Lecture : Le Vieux qui lisait des romans d'amour - Luis Sepúlveda

May 23, 2014 14:07


Littérature latino-américaine : CHECK !

"Le Vieux qui lisait des romans d'amour" de Luis Sepúlveda
roman - 120 pages
♥ ♥ ♥ ♥ ♥ 5/5



Le vieux a un nom, même si peu de gens se soucient de l'employer, il s'appelle Antonio José Bolivar. Le vieux vit au cœur de la forêt amazonienne, près du village El Idilio perdu au milieu de la brousse. Le vieux n'a pas de voisin ou presque, il n'a besoin de personne, il se suffit à lui-même depuis que son épouse est morte brûlée par la fièvre des décennies auparavant. Le vieux n'aime que la forêt et la forêt est une maitresse exclusive qui coupe ses adorateurs de toute civilisation et les condamne à une éternelle solitude. Mais la solitude ne dérange pas Antonio José Bolivar et pour combler ses heures de silence et d'isolement, il possède un remède miraculeux : les romans d'amour que lui amène chaque année le dentiste itinérant, son unique ami au village. Dans ses histoires merveilleuses où des jeunes gens souffrent, se séparent, se retrouvent et s'adorent, Antonio José Bolivar se délecte d'une humanité plus douce et plus tendre que celle crapuleuse et médiocre qui se vautre dans la crasse d’El Idilio.

Mais on ne peut vivre éternellement coupé de ses semblables et le jour où le maire du village - sardoniquement prénommé par ses administrés "La Limace" - vient frapper à la porte de sa cabane, le vieux ne peut pas l'envoyer au diable, aussi forte en soit son envie. Dans une petite pirogue partant à la dérive, les villageois viennent de découvrir le cadavre atrocement mutilé d'un homme, un de ces gringos venus en Amazonie pour ajouter quelques peaux de fauve à leur tableau de chasse. Celui a eu affaire à forte partie puisque, après avoir massacré une portée de petits jaguars, il a subi la vengeance sauvage de leur mère. La bête est toujours là. Elle rôde à quelques dizaines de kilomètres du village, ivre de rage et de douleur, magnifique et assoiffée de sang. Elle a pris goût au meurtre et nul homme ne sera en sécurité d'un bout à l'autre du fleuve, tant qu'elle n'aura pas été abattue.
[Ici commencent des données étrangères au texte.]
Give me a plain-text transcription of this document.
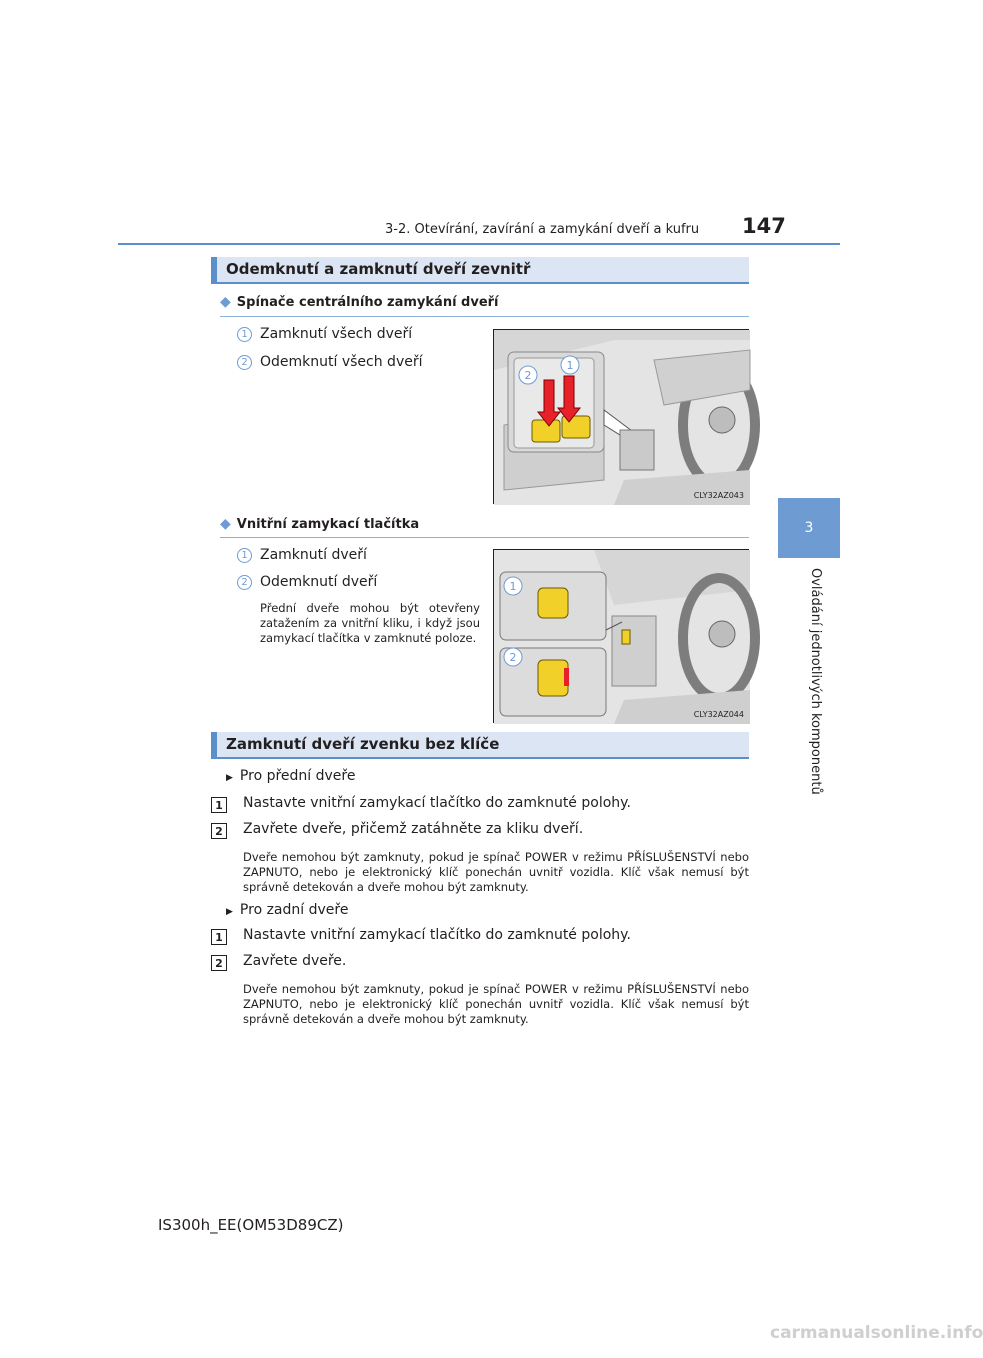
3-2. Otevírání, zavírání a zamykání dveří a kufru 147
3
Ovládání jednotlivých komponentů
Odemknutí a zamknutí dveří zevnitř
◆ Spínače centrálního zamykání dveří
1 Zamknutí všech dveří
2 Odemknutí všech dveří
2
1
CLY32AZ043
◆ Vnitřní zamykací tlačítka
1 Zamknutí dveří
2 Odemknutí dveří
Přední dveře mohou být otevřeny zatažením za vnitřní kliku, i když jsou zamykací tlačítka v zamknuté poloze.
1
2
CLY32AZ044
Zamknutí dveří zvenku bez klíče
▶ Pro přední dveře
1 Nastavte vnitřní zamykací tlačítko do zamknuté polohy.
2 Zavřete dveře, přičemž zatáhněte za kliku dveří.
Dveře nemohou být zamknuty, pokud je spínač POWER v režimu PŘÍSLUŠENSTVÍ nebo ZAPNUTO, nebo je elektronický klíč ponechán uvnitř vozidla. Klíč však nemusí být správně detekován a dveře mohou být zamknuty.
▶ Pro zadní dveře
1 Nastavte vnitřní zamykací tlačítko do zamknuté polohy.
2 Zavřete dveře.
Dveře nemohou být zamknuty, pokud je spínač POWER v režimu PŘÍSLUŠENSTVÍ nebo ZAPNUTO, nebo je elektronický klíč ponechán uvnitř vozidla. Klíč však nemusí být správně detekován a dveře mohou být zamknuty.
IS300h_EE(OM53D89CZ)
carmanualsonline.info
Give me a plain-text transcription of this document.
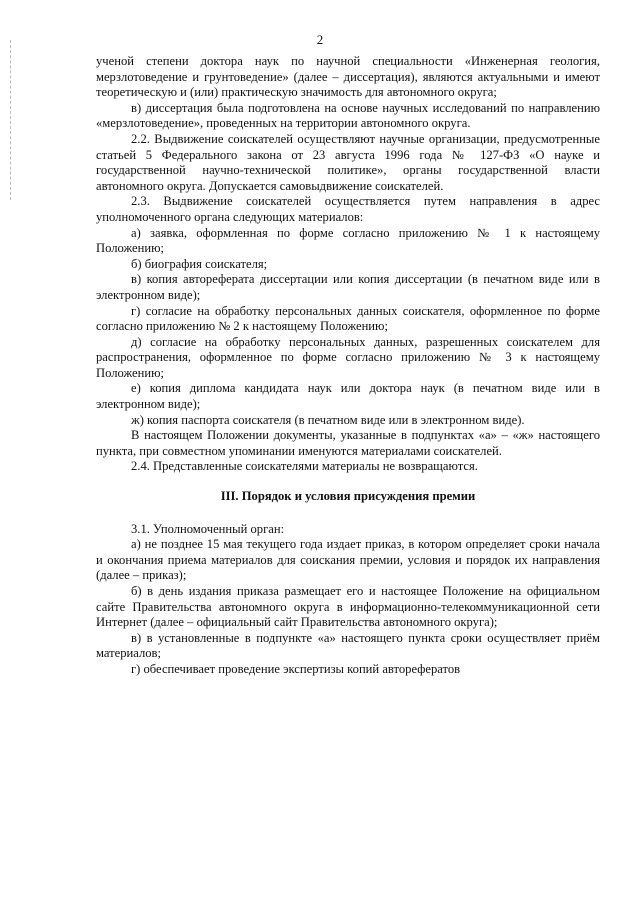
2

ученой степени доктора наук по научной специальности «Инженерная геология, мерзлотоведение и грунтоведение» (далее – диссертация), являются актуальными и имеют теоретическую и (или) практическую значимость для автономного округа;

в) диссертация была подготовлена на основе научных исследований по направлению «мерзлотоведение», проведенных на территории автономного округа.

2.2. Выдвижение соискателей осуществляют научные организации, предусмотренные статьей 5 Федерального закона от 23 августа 1996 года № 127-ФЗ «О науке и государственной научно-технической политике», органы государственной власти автономного округа. Допускается самовыдвижение соискателей.

2.3. Выдвижение соискателей осуществляется путем направления в адрес уполномоченного органа следующих материалов:

а) заявка, оформленная по форме согласно приложению № 1 к настоящему Положению;

б) биография соискателя;

в) копия автореферата диссертации или копия диссертации (в печатном виде или в электронном виде);

г) согласие на обработку персональных данных соискателя, оформленное по форме согласно приложению № 2 к настоящему Положению;

д) согласие на обработку персональных данных, разрешенных соискателем для распространения, оформленное по форме согласно приложению № 3 к настоящему Положению;

е) копия диплома кандидата наук или доктора наук (в печатном виде или в электронном виде);

ж) копия паспорта соискателя (в печатном виде или в электронном виде).

В настоящем Положении документы, указанные в подпунктах «а» – «ж» настоящего пункта, при совместном упоминании именуются материалами соискателей.

2.4. Представленные соискателями материалы не возвращаются.

III. Порядок и условия присуждения премии

3.1. Уполномоченный орган:

а) не позднее 15 мая текущего года издает приказ, в котором определяет сроки начала и окончания приема материалов для соискания премии, условия и порядок их направления (далее – приказ);

б) в день издания приказа размещает его и настоящее Положение на официальном сайте Правительства автономного округа в информационно-телекоммуникационной сети Интернет (далее – официальный сайт Правительства автономного округа);

в) в установленные в подпункте «а» настоящего пункта сроки осуществляет приём материалов;

г) обеспечивает проведение экспертизы копий авторефератов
Après avoir essuyé quelques petites déceptions littéraires ces derniers temps, j’ai décidé de me rabattre sur une valeur sûre en relisant « Le vieux qui lisait des romans d’amour », roman que j’avais découvert à l’adolescence et jamais rouvert depuis. Douze ans plus tard, cette poignante fable écologique a conservé toute sa magie et le personnage d’Antonio José Bolivar, solitaire pétri de sagesse et de romantisme, reste toujours aussi attendrissant. Moins manichéenne qu’on pourrait le penser, elle ne se borne pas opposer sommairement nature et culture, puisque c’est autant dans les livres, ses trésors de l’esprit humain, que dans la forêt que le vieux Bolivar vient puiser amour et réconfort contre la barbarie de ses contemporains. C’est dépaysant, profond, débordant de poésie et d’humour doux-amer : un adorable petit livre évidemment touché par la grâce et qui a amplement mérité son immense succès.